Fig. 3Raising a medial femoral condyle osteocutaneous free flap. Panel ( A ) shows the preoperative marking of the distal femur, proximal tibia, the medial collateral ligament, and the incision toward the posterior border of the femur. Panel ( B ) shows the vascular anatomy of the medial femoral condyle (MFC) flap including the usual dominant pedicle the descending geniculate artery (DGA) and lifeboat nondominant pedicle the medial superior geniculate artery (MSGA). Panel ( C ) shows the osteocutaneous flap and panel ( D ) shows closure over a drain.
Fig. 4Clinical case of orthoplastic reconstruction of a 15 cm tibial defect after a Gustilo 3A tib/fib fracture ( A ). Ipsilateral free fibula reconstruction was performed for limb salvage ( B ). Panels ( C ) and ( D ) show the immediate postoperative appearance of the leg with a delta external fixator in place. Panel ( E ) shows the immediate postoperative X-ray and panel ( F ) shows the Taylor Spatial Frame that was placed after 6 weeks to allow gradual weight bearing and hypertrophy of the free fibula.
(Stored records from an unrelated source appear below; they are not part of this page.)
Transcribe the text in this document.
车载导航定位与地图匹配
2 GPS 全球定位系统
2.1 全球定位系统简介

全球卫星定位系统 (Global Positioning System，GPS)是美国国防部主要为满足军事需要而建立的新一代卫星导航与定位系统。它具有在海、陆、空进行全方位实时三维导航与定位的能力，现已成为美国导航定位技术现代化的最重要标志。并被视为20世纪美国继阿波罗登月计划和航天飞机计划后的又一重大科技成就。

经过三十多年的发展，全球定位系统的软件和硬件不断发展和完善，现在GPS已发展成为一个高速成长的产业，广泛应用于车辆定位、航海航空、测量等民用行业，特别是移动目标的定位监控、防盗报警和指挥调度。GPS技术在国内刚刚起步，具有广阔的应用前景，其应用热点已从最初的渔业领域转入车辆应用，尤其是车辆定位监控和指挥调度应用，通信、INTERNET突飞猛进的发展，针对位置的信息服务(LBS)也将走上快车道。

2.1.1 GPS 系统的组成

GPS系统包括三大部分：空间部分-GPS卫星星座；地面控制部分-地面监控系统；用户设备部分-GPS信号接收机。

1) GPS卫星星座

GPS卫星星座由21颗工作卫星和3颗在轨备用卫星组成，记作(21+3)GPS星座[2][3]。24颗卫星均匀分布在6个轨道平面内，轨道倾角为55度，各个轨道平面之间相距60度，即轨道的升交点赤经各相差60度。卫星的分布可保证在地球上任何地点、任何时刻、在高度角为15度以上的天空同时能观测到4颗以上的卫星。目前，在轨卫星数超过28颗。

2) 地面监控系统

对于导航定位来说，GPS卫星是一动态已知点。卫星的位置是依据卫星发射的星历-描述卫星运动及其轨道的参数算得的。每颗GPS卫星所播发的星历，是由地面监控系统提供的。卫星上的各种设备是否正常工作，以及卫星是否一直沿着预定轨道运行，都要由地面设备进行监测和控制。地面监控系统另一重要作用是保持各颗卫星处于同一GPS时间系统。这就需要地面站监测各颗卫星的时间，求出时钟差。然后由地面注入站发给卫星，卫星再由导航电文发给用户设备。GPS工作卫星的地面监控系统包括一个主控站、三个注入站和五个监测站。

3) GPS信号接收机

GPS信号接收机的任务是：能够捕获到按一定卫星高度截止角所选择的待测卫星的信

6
Fig. 5Clinical case of a vascularized free fibula bone graft for a tibial osteosarcoma intercalary allograft reconstruction. A 14-year-old male with a left proximal tibial osteosarcoma on radiograph ( A , B ) and magnetic resonance imaging ( C , D ). Reconstruction was performed using a long locking plate and intercalary allograft with a vascularized free fibula ( E , F ). A 3 months follow-up demonstrated adequate healing with good callus formation at the distal allograft–host bone interface ( G , H ).
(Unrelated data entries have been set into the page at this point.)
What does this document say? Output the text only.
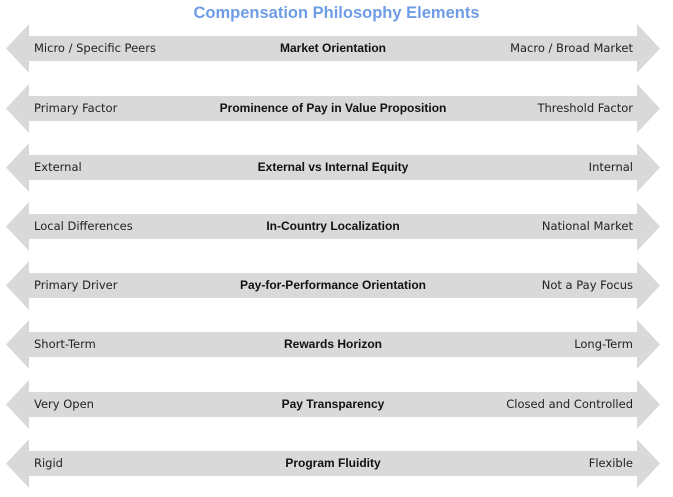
Compensation Philosophy Elements
Micro / Specific Peers	Market Orientation	Macro / Broad Market
Primary Factor	Prominence of Pay in Value Proposition	Threshold Factor
External	External vs Internal Equity	Internal
Local Differences	In-Country Localization	National Market
Primary Driver	Pay-for-Performance Orientation	Not a Pay Focus
Short-Term	Rewards Horizon	Long-Term
Very Open	Pay Transparency	Closed and Controlled
Rigid	Program Fluidity	Flexible
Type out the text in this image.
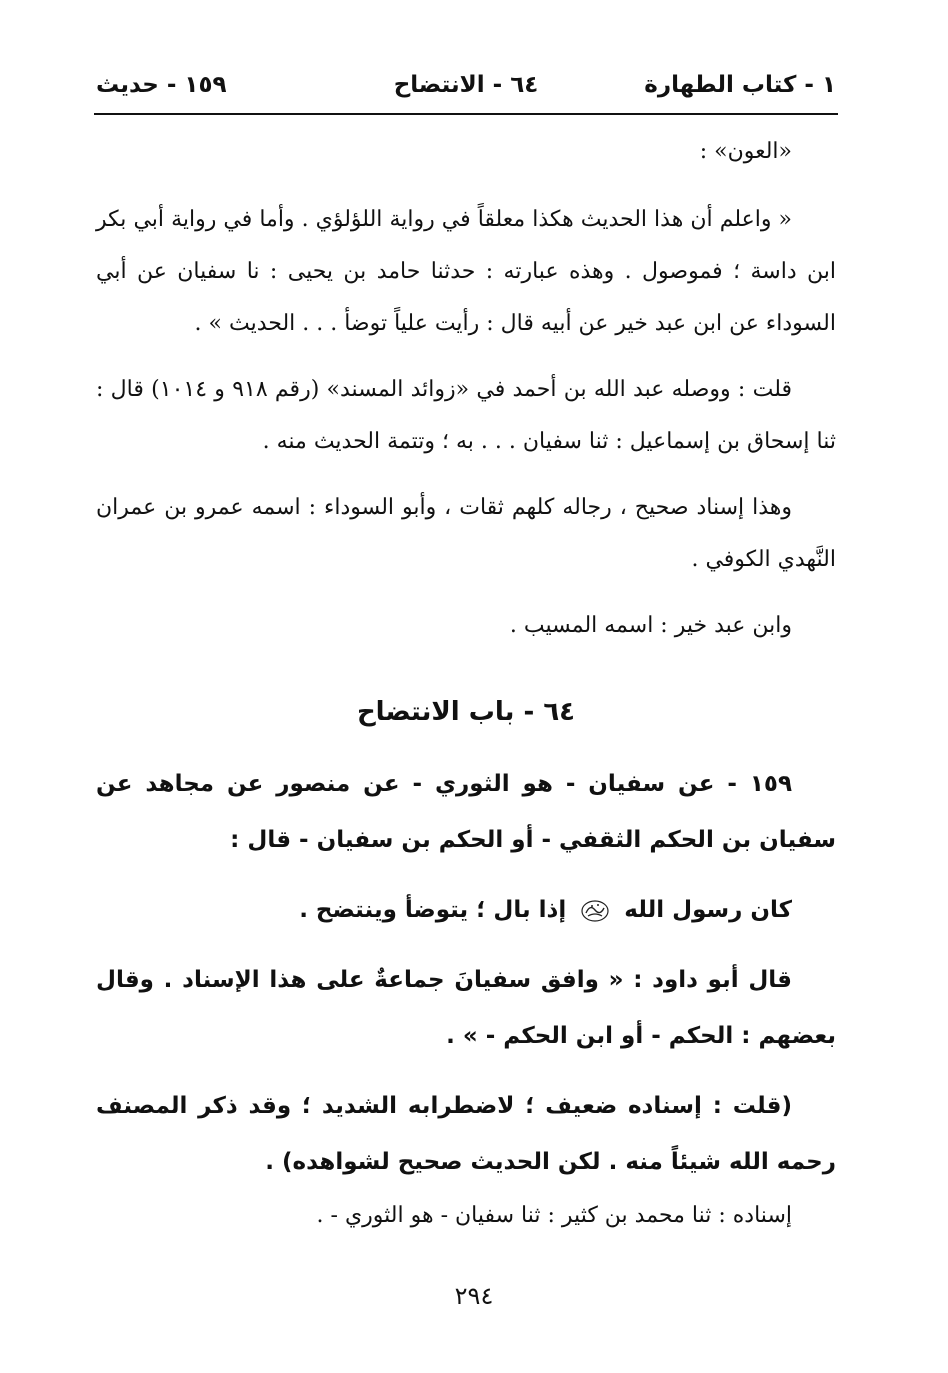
١ - كتاب الطهارة
٦٤ - الانتضاح
١٥٩ - حديث

«العون» :

« واعلم أن هذا الحديث هكذا معلقاً في رواية اللؤلؤي . وأما في رواية أبي بكر ابن داسة ؛ فموصول . وهذه عبارته : حدثنا حامد بن يحيى : نا سفيان عن أبي السوداء عن ابن عبد خير عن أبيه قال : رأيت علياً توضأ . . . الحديث » .

قلت : ووصله عبد الله بن أحمد في «زوائد المسند» (رقم ٩١٨ و ١٠١٤) قال : ثنا إسحاق بن إسماعيل : ثنا سفيان . . . به ؛ وتتمة الحديث منه .

وهذا إسناد صحيح ، رجاله كلهم ثقات ، وأبو السوداء : اسمه عمرو بن عمران النَّهدي الكوفي .

وابن عبد خير : اسمه المسيب .

٦٤ - باب الانتضاح

١٥٩ - عن سفيان - هو الثوري - عن منصور عن مجاهد عن سفيان بن الحكم الثقفي - أو الحكم بن سفيان - قال :

كان رسول الله  إذا بال ؛ يتوضأ وينتضح .

قال أبو داود : « وافق سفيانَ جماعةٌ على هذا الإسناد . وقال بعضهم : الحكم - أو ابن الحكم - » .

(قلت : إسناده ضعيف ؛ لاضطرابه الشديد ؛ وقد ذكر المصنف رحمه الله شيئاً منه . لكن الحديث صحيح لشواهده) .

إسناده : ثنا محمد بن كثير : ثنا سفيان - هو الثوري - .

٢٩٤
Fig. 6Clinical case of a medial femoral condyle free osteocutaneous flap for a tibiotalar fusion. A 76-year-old male with severe tibiotalar post-traumatic arthritis with partial collapse of the talar dome from avascular necrosis as demonstrated on T1 magnetic resonance imaging scan ( A ). Fusion was performed by debriding the avascular necrosis site and placing cannulated screws across the joint, which left a bone defect ( B ). A medial femoral condyle osteocutaneous flap was performed to augment bone healing ( C – F ). Panel ( F ) shows 4 months follow-up with good consolidation of bone at the fusion site and around the bone flap.